CS 3733 Operating Systems Notes: Virtual Memory Examples

Real Page Tables

Real page tables often contain information in addition to a valid bit and a frame number. Some typical bits include:

• dirty: indicates that the page has changed since it was read from disk
• read-only: an interrupt is generated if a write is performed
• execute: if not set, code cannot be executed from this page
• cache-disabled: if set, do not put this in the cache
• guard: any access to this page generates an interrupt

Real page tables often have several levels:

• A 4K page in a 32-bit address space requires 2²⁰=1Meg page table entries.
• If page table entries are 4 bytes, this is 4 MB of memory.
• Recall that traditional page tables must be in contiguous physical memory.
• This problem is usually solved with multi-level page tables.
• A logical address has three parts, for example:

       -------------------------------------------------------------
      | Level 1: 10 bits   | Level 2: 10 bits    |  Offset: 12 bits |
       -------------------------------------------------------------
  

• The Level 1 page table is locked in physical memory.
• The MMU contains the physical address of the start of the Level 1 page table
• The level 1 page number is an index into the level 1 page table.
• Level 1 page table entries contain logical addresses.
• Each is the logical address of a level 2 page table.
• The level 2 page number is an index into a level 2 page table.
• The level 2 page table entries contain frame numbers (and valid bit, etc.)
• If no TLB, this takes at least 3 physical memory accesses to access one logical address.
• Note that the level 2 page table address also needs to be translated.
• The TLB saves us from an infinite loop of translations.
• Here is a picture.

Address Translation in Win 2000

• 32-bit virtual addresses
• Page size = 4K
• Pages not in physical memory are in a paging file on disk.
• Part of the virtual address space (usually 2G) shared by all processes and used for kernel mode.
• Memory allocation done in 2 steps:
  reserve a portion of the virtual address space is reserved
  commit space is allocated in the paging file
• Memory protection:
  read only
  read-write
  execute only
  guard page - generates an exception when accessed
  copy on write - for efficient sharing of memory
• Address translation for a process is in 2 stages:
  A page directory contains 1024 references to page tables (4-byte virtual addresses)
  A page table contains 1024 page table entries (4 bytes each containing a frame number and several dedicated bits)
  Dedicated bits include: dirty, accessed, read-only, valid
  Note how the numbers combine: 1K*1K*4K = 4G
  Virtual address looks like this:

       -------------------------------------------------------------
      |    PDE: 10 bits    |   PTE: 10 bits      |  Offset: 12 bits |
       -------------------------------------------------------------
  

• Only the page directory (1 page) must remain in memory.

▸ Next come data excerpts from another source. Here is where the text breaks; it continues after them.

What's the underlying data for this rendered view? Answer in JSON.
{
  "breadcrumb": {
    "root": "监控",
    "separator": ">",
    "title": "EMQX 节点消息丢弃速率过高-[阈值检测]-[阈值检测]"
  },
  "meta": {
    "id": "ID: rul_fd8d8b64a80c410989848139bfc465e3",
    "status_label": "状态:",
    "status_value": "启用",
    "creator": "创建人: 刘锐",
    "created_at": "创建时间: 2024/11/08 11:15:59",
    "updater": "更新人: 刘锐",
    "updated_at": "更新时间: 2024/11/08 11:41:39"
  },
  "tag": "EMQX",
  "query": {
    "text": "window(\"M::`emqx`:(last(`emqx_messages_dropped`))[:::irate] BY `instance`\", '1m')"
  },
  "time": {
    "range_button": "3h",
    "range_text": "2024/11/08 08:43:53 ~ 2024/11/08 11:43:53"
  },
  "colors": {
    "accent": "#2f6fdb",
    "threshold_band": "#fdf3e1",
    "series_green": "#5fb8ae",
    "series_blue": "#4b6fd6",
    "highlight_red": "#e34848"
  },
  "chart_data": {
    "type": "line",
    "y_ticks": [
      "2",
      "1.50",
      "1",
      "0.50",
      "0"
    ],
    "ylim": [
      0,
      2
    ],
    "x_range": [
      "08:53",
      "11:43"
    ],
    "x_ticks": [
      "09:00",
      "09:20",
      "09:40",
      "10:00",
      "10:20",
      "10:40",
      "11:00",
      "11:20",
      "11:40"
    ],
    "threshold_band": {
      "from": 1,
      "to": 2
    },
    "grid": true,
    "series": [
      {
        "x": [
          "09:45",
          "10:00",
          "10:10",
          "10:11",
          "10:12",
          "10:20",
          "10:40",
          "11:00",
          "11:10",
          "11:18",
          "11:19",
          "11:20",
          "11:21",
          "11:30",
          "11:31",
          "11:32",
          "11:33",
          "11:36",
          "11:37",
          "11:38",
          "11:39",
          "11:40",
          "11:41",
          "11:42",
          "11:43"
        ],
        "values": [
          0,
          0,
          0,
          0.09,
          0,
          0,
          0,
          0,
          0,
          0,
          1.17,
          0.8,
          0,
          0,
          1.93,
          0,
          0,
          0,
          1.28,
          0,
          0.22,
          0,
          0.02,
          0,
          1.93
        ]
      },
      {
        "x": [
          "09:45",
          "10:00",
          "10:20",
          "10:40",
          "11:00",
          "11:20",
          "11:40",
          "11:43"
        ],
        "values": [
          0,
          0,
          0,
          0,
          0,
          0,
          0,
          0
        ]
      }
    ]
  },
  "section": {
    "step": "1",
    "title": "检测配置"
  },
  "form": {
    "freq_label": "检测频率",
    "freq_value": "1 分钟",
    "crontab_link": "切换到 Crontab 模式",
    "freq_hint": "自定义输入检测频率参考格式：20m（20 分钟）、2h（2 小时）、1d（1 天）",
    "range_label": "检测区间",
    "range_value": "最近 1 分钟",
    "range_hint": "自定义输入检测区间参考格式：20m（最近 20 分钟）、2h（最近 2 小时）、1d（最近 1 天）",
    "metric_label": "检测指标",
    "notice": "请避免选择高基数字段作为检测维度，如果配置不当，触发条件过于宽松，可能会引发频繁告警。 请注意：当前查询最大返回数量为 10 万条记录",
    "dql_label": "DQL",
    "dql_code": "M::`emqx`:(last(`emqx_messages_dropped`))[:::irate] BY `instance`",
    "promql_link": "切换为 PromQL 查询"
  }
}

Address Translation in the Alpha AXP Model 21064 64-bit virtual address (43 bits used)
64-bit page table entries
8K page size
Virtual address:

              2               10       10        10        13
             ---------------------------------------------------
            |seg| unused | Level 1 | Level 2 | Level 3 | Offset |
             ---------------------------------------------------

• MMU holds physical address of L1 page table.
• L1 page table is locked in memory.
• L1 page table entries contain virtual address of L2 page table.
• L2 page table entries contain virtual address of L3 page table.
• L3 page table entries contain:
  • physical frame number (32 bits).
  • 5 protection fields:
        valid
        user read enable
        kernel read enable
        user write enable
        kernel write enable
    
• A page fault can occur when accessing L2 and L3 page tables.
• Each page table is 1K entries (10 bits), each entry is 8 bytes
• Each page table fits in one page of memory.
• TLB: 32 entries for data, 8 entries for instructions
• hit time: 1 cycle
• miss penalty: about 20 cycles
• physical addresses limited to 34 bits

Traditional Unix Page Replacement

• Called Global Clock Least Recently Used
• Like Second Chance, but does not require a reference bit
• Non-kernel memory is swept in a circular fashion by a software clock hand
• When the clock hand reaches a given frame, the page table entry is located
  • This requires an inverted page table
  • An inverted page table is an array with one entry per frame containing a pid and a page number.
  • If frame is free, do nothing
  • If frame is being used by a pending I/O instruction, do nothing
  • If frame is valid in some page table, mark it invalid but keep the association with the page.
  • If frame is associated with a page but marked invalid in page table, free the frame (no longer associated with the page).
• The clock is controlled by the pagedaemon, process 2.
• The pagedaemon spends most of its time sleeping.
• It wakes up when the number of free frames is below lotsfree.
• If this needs to be done too often, the swapper activates.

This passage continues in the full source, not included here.